China's key stock index was down 0.6 percent by midday Monday, with volume slipping further as tight liquidity conditions worsened by Agricultural Bank of China's looming stock offering starved the market of momentum for near-term gains.
The Shanghai Composite Index (SSEC) ended the morning at 2,537.2 points, slipping for a fourth day in a row after a rally at the start of last week on the yuan's surge.
Analysts said the index was likely to stick to its recent narrow range unless it was jarred by a major news event, while tightening liquidity would continue to restrict volume.
“The low volume is due to the lack of liquidity in the market. With Agricultural Bank's listing set to take a lot of funds from the market, the liquidity situation is likely to continue to tighten,” said Wen Lijun, analyst at Nanjing Securities.
Agricultural Bank is due to set the price range for the Shanghai portion of its dual Shanghai-Hong Kong offering later on Monday.
Shanghai's benchmark stock index has faltered repeatedly at the psychologically key 2,600-point mark that has thwarted attempts to rally this month, although tests of the downside have found support around 2,500 points.
China's stock market remains one of the world's worst performers this year, down more than 23 percent after the authorities set policies to ease speculation in the red-hot property sector. The index is down 18 percent on the quarter.
Heavily weighted banking stocks were mixed, with slightly more than half of those listed on the Shanghai and Shenzhen exchanges rising after recent declines.
Merchants Bank was up 1.5 percent, Bank of Communications gained 0.8 percent and Pudong Development Bank rose 0.4 percent.
Heavyweight Industrial and Commercial Bank of China was 0.7 percent lower.
Volume remained thin, falling to 21 billion yuan from Friday morning's 25 billion yuan.
Hong Kong Steady
Hong Kong stocks recovered from the weekly low they touched on Friday with defensive counters such as telecoms and utilities lifting the benchmark Hang Seng Index slightly higher.
China Unicom, the top gainer, rose 4.9 percent and China Resources Power rose 3.3 percent.
Property shares received a boost after local newspaper, The Standard, reported that developer Sino Land sold nearly HK$3 billion worth of apartments on Saturday in a project in the city.
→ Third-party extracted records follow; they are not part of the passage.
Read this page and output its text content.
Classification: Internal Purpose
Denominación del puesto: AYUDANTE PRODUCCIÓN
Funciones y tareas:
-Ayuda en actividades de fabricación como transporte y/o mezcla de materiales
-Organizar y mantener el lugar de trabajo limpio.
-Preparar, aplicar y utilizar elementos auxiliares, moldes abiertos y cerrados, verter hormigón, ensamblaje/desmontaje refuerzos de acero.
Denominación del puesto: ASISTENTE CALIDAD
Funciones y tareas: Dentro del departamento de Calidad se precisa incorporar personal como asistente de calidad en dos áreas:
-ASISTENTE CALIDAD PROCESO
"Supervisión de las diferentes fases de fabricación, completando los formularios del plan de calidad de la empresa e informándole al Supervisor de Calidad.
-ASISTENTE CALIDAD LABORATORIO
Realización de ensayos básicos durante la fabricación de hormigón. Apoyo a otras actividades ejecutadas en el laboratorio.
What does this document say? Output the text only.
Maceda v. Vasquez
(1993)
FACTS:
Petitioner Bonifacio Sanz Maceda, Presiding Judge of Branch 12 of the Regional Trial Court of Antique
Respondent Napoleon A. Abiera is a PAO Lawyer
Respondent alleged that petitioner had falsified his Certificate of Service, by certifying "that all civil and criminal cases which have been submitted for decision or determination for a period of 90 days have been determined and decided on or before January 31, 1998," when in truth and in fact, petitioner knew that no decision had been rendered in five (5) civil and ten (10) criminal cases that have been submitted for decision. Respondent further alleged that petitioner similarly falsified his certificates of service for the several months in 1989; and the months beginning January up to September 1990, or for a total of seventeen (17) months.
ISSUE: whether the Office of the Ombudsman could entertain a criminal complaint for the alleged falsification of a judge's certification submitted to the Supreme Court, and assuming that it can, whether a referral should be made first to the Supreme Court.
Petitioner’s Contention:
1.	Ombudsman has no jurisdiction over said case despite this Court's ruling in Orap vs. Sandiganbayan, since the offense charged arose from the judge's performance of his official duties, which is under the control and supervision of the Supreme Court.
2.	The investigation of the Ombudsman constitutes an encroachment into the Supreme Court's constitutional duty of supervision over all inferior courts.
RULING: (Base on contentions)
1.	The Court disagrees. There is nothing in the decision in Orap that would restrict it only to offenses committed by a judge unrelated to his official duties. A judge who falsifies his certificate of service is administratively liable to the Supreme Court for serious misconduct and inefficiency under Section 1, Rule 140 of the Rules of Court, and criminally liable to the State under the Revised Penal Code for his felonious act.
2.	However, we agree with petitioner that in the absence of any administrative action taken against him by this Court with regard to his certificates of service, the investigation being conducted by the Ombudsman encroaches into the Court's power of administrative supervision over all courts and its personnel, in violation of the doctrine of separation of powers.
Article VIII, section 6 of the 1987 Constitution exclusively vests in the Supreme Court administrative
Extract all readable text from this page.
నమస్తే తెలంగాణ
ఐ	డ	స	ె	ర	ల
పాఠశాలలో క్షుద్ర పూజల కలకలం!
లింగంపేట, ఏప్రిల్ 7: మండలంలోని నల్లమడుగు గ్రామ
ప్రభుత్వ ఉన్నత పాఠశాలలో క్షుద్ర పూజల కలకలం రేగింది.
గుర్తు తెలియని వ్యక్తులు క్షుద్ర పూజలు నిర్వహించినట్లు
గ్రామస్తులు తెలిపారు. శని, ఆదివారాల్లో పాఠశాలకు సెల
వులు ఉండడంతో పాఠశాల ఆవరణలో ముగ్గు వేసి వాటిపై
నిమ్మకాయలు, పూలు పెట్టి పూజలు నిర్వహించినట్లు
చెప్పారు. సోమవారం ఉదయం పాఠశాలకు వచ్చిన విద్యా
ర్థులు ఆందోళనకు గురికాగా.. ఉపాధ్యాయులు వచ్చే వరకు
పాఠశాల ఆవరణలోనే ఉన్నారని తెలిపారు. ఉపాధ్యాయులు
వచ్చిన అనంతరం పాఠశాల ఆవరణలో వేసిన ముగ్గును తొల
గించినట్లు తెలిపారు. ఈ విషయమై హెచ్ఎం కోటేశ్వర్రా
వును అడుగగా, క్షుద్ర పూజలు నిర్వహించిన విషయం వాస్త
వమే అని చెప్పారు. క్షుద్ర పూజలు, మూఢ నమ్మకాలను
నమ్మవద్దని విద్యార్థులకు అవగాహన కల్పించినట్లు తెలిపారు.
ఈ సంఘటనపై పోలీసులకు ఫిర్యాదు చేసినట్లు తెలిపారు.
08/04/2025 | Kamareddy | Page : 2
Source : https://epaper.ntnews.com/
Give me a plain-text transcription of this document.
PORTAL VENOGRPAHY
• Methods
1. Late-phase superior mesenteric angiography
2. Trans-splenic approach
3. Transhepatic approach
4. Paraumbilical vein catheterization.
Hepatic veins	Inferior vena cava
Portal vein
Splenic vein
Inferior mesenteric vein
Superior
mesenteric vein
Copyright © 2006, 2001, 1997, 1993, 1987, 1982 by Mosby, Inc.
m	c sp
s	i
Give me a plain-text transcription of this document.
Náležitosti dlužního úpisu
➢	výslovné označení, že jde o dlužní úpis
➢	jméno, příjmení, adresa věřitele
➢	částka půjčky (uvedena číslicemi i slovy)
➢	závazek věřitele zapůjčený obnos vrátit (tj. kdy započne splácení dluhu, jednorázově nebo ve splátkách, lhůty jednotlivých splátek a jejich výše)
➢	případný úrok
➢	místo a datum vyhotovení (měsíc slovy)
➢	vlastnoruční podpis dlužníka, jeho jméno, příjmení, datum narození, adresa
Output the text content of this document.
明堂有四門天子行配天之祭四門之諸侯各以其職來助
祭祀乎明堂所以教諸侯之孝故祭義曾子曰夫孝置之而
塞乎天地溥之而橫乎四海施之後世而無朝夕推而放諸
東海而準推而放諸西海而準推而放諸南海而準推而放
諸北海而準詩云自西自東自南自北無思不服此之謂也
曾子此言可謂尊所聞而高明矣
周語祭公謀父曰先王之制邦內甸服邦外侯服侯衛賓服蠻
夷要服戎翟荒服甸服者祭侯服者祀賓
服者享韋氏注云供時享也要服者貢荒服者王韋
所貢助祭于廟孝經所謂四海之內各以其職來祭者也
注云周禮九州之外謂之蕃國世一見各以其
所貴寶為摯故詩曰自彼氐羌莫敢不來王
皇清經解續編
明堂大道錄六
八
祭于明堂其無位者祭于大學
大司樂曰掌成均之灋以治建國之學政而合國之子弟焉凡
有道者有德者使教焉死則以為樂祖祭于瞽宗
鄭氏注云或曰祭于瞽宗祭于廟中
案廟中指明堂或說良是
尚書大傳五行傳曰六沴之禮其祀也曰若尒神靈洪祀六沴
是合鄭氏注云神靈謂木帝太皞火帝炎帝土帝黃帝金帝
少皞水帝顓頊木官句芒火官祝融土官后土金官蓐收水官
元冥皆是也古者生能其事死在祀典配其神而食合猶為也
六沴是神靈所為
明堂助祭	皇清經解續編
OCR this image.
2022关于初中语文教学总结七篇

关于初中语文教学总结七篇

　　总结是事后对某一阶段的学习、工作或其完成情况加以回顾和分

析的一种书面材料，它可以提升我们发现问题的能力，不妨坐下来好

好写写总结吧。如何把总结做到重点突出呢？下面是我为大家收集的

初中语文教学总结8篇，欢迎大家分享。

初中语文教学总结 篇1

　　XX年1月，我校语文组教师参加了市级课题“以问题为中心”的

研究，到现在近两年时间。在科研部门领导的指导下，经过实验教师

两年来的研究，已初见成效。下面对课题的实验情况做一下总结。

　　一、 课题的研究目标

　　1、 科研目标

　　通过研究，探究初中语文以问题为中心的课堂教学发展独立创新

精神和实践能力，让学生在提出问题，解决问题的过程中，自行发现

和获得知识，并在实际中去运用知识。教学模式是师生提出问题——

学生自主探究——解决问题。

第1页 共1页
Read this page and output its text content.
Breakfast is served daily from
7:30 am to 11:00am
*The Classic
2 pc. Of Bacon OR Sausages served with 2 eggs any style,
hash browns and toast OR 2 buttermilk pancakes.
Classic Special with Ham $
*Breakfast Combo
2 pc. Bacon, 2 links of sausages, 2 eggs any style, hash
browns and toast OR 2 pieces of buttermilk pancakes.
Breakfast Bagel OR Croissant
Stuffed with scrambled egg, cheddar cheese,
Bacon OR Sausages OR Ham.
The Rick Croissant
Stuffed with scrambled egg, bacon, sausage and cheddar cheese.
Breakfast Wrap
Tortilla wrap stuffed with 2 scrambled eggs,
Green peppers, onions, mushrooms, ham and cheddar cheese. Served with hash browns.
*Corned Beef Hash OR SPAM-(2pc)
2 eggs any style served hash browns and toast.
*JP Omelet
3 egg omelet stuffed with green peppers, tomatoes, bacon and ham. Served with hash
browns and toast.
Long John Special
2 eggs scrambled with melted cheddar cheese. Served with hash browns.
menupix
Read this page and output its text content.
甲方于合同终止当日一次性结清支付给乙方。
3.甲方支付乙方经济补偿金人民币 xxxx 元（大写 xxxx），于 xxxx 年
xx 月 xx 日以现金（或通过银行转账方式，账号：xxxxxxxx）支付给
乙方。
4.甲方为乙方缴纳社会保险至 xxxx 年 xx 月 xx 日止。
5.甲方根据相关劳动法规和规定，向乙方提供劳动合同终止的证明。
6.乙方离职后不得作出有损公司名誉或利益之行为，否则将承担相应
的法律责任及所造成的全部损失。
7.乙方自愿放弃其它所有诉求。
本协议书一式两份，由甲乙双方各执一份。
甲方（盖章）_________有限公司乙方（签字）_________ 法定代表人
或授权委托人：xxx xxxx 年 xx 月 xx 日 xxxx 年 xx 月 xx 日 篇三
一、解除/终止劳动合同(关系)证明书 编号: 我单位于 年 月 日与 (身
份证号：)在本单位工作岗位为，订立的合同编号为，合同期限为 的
Sino Land rose 1.7 percent.
The Hang Seng Index was up 0.35 percent or 72.42 points at 20,763.21. The China Enterprises Index rose 0.21 percent to 11,890.19.
Chinese thermal coal companies fell after the National Development and Reform Commission on Friday asked major coal miners to keep term coal prices steady to help control inflation, a trader at a European bank said.
Yanzhou Coal was down 5.3 percent while China Coal fell 5.2 percent.